Feeling with the eyes

Deafness is commonly considered a disease. For most of those affected, however, it is a condition. The deaf live in a very close-knit and active community which however encounters great difficulty in communicating with the rest of society and risks isolation. The problem is not only linguistic, but cultural. Deafness is a non-visible physical dysfunction to which society and the state pay little attention or which they consider only a medical problem. The deaf community, on the other hand, defends its condition and fights for integration. The recognition of the Italian Sign Language as the official language of the State is one of their main battles, to break down the barriers that limit access to many areas of daily life, including those of fundamental rights.

This work is the result of an immersion in the world of the deaf that has lasted for over four years, of slow observation, of listening with the eyes.

It was complex to photograph something that cannot be seen, that is not externally tangible.

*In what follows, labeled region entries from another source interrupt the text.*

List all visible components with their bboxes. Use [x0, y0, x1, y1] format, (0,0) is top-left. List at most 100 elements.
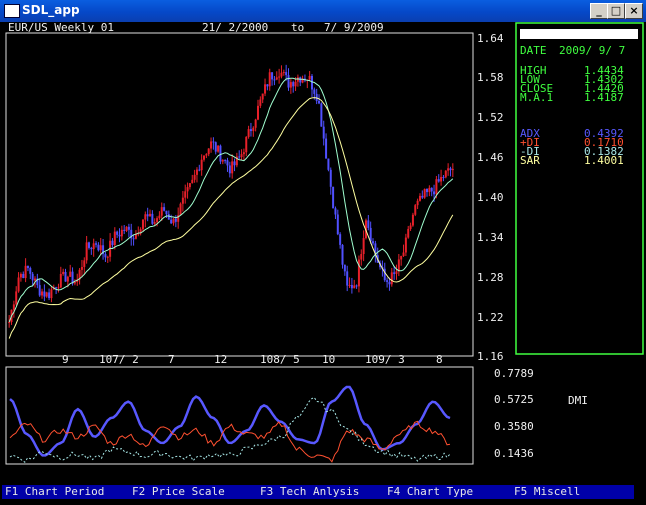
- dmi-tick: 0.7789: [494, 367, 534, 380]
- candle-body: [31, 273, 34, 281]
- candle-body: [409, 225, 412, 229]
- f5-miscell[interactable]: F5 Miscell: [514, 485, 580, 499]
- candle-body: [193, 174, 196, 180]
- indicator-overlays: [8, 77, 454, 339]
- candle-body: [428, 187, 431, 193]
- candle-body: [362, 238, 365, 255]
- candle-body: [404, 237, 407, 253]
- candle-body: [198, 169, 201, 171]
- candle-body: [186, 187, 189, 192]
- candle-body: [348, 284, 351, 286]
- candle-body: [271, 72, 274, 80]
- indicator-label: SAR: [520, 154, 540, 167]
- candle-body: [158, 215, 161, 219]
- price-tick: 1.16: [477, 350, 504, 363]
- candle-body: [66, 276, 69, 282]
- chart-to-label: to: [291, 22, 304, 34]
- maximize-button[interactable]: □: [607, 3, 625, 19]
- candle-body: [71, 271, 74, 284]
- candle-body: [50, 289, 53, 299]
- candle-body: [64, 271, 67, 282]
- f1-chart-period[interactable]: F1 Chart Period: [5, 485, 104, 499]
- candle-body: [146, 214, 149, 217]
- candle-body: [332, 186, 335, 209]
- candle-body: [55, 287, 58, 289]
- candle-body: [273, 79, 276, 81]
- candle-body: [141, 219, 144, 230]
- price-tick: 1.58: [477, 71, 504, 84]
- price-tick: 1.22: [477, 311, 504, 324]
- candle-body: [437, 179, 440, 182]
- candle-body: [118, 234, 121, 237]
- candle-body: [254, 119, 257, 128]
- candle-body: [292, 82, 295, 87]
- candle-body: [308, 75, 311, 80]
- candle-body: [318, 100, 321, 104]
- candle-body: [170, 219, 173, 224]
- candle-body: [414, 205, 417, 215]
- indicator-value: 1.4001: [584, 154, 624, 167]
- candle-body: [85, 242, 88, 261]
- candle-body: [113, 231, 116, 245]
- candle-body: [327, 158, 330, 170]
- candle-body: [172, 218, 175, 224]
- price-tick: 1.64: [477, 32, 504, 45]
- candle-body: [43, 291, 46, 297]
- candle-body: [200, 159, 203, 171]
- time-tick: 7: [168, 353, 175, 366]
- candle-body: [151, 213, 154, 224]
- candle-body: [167, 214, 170, 220]
- time-tick: 107/ 2: [99, 353, 139, 366]
- candle-body: [264, 84, 267, 94]
- f2-price-scale[interactable]: F2 Price Scale: [132, 485, 225, 499]
- candle-body: [116, 231, 119, 235]
- time-axis: 9 107/ 2 7 12 108/ 5 10 109/ 3 8: [62, 353, 443, 366]
- candle-body: [238, 156, 241, 158]
- candle-body: [219, 145, 222, 162]
- candle-body: [451, 168, 454, 171]
- candle-body: [48, 292, 51, 299]
- price-tick: 1.40: [477, 191, 504, 204]
- candle-body: [339, 234, 342, 245]
- candle-body: [144, 214, 147, 220]
- candle-body: [449, 168, 452, 171]
- candle-body: [435, 179, 438, 195]
- candle-body: [179, 203, 182, 216]
- candle-body: [240, 154, 243, 158]
- f4-chart-type[interactable]: F4 Chart Type: [387, 485, 473, 499]
- candle-body: [181, 197, 184, 204]
- candle-body: [423, 188, 426, 198]
- function-key-bar: F1 Chart Period F2 Price Scale F3 Tech A…: [2, 485, 634, 499]
- candle-body: [132, 238, 135, 240]
- candle-body: [184, 191, 187, 198]
- f3-tech-analysis[interactable]: F3 Tech Anlysis: [260, 485, 359, 499]
- candle-body: [217, 145, 220, 152]
- title-bar[interactable]: SDL_app _ □ ×: [0, 0, 646, 22]
- candle-body: [447, 168, 450, 171]
- indicator-readouts: ADX 0.4392 +DI 0.1710 -DI 0.1382 SAR 1.4…: [520, 127, 624, 167]
- candle-body: [224, 160, 227, 162]
- candle-body: [57, 287, 60, 289]
- candle-body: [205, 154, 208, 156]
- sar-line: [8, 97, 454, 339]
- candle-body: [191, 179, 194, 184]
- candle-body: [203, 155, 206, 160]
- close-button[interactable]: ×: [625, 3, 643, 19]
- candle-body: [278, 76, 281, 78]
- candle-body: [252, 127, 255, 132]
- candle-body: [440, 176, 443, 182]
- candle-body: [325, 138, 328, 159]
- candle-body: [153, 222, 156, 224]
- candle-body: [87, 242, 90, 248]
- candle-body: [353, 285, 356, 289]
- time-tick: 12: [214, 353, 227, 366]
- candle-body: [62, 271, 65, 274]
- candle-body: [120, 229, 123, 237]
- candle-body: [127, 226, 130, 230]
- dmi-line-minusdi: [9, 396, 451, 463]
- candle-body: [111, 240, 114, 245]
- candle-body: [289, 82, 292, 88]
- minimize-button[interactable]: _: [590, 3, 608, 19]
- candle-body: [210, 141, 213, 149]
- candle-body: [416, 200, 419, 206]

To be able to stay in their time, I changed my approach to shooting, no longer immediate and instinctive, but reflexive: the camera attached to the eyes to follow their movements, as they moved in a space made of silence. It took more than a year to understand that I shouldn’t start from the void, from what you couldn’t hear, but on the contrary, from their noise. A noise that starts from the higher tone of the voice, from the movement of objects, but also an inner noise. I realized how, compared to others, deaf people quickly go from silence to noise, from moving quickly to remaining almost motionless. The work I have done, in addition to documenting the claim of deaf rights within society, tries to tell what it means to live in silence, and how this implies, in my opinion, a continuous search for a sound or a noise, internal or external.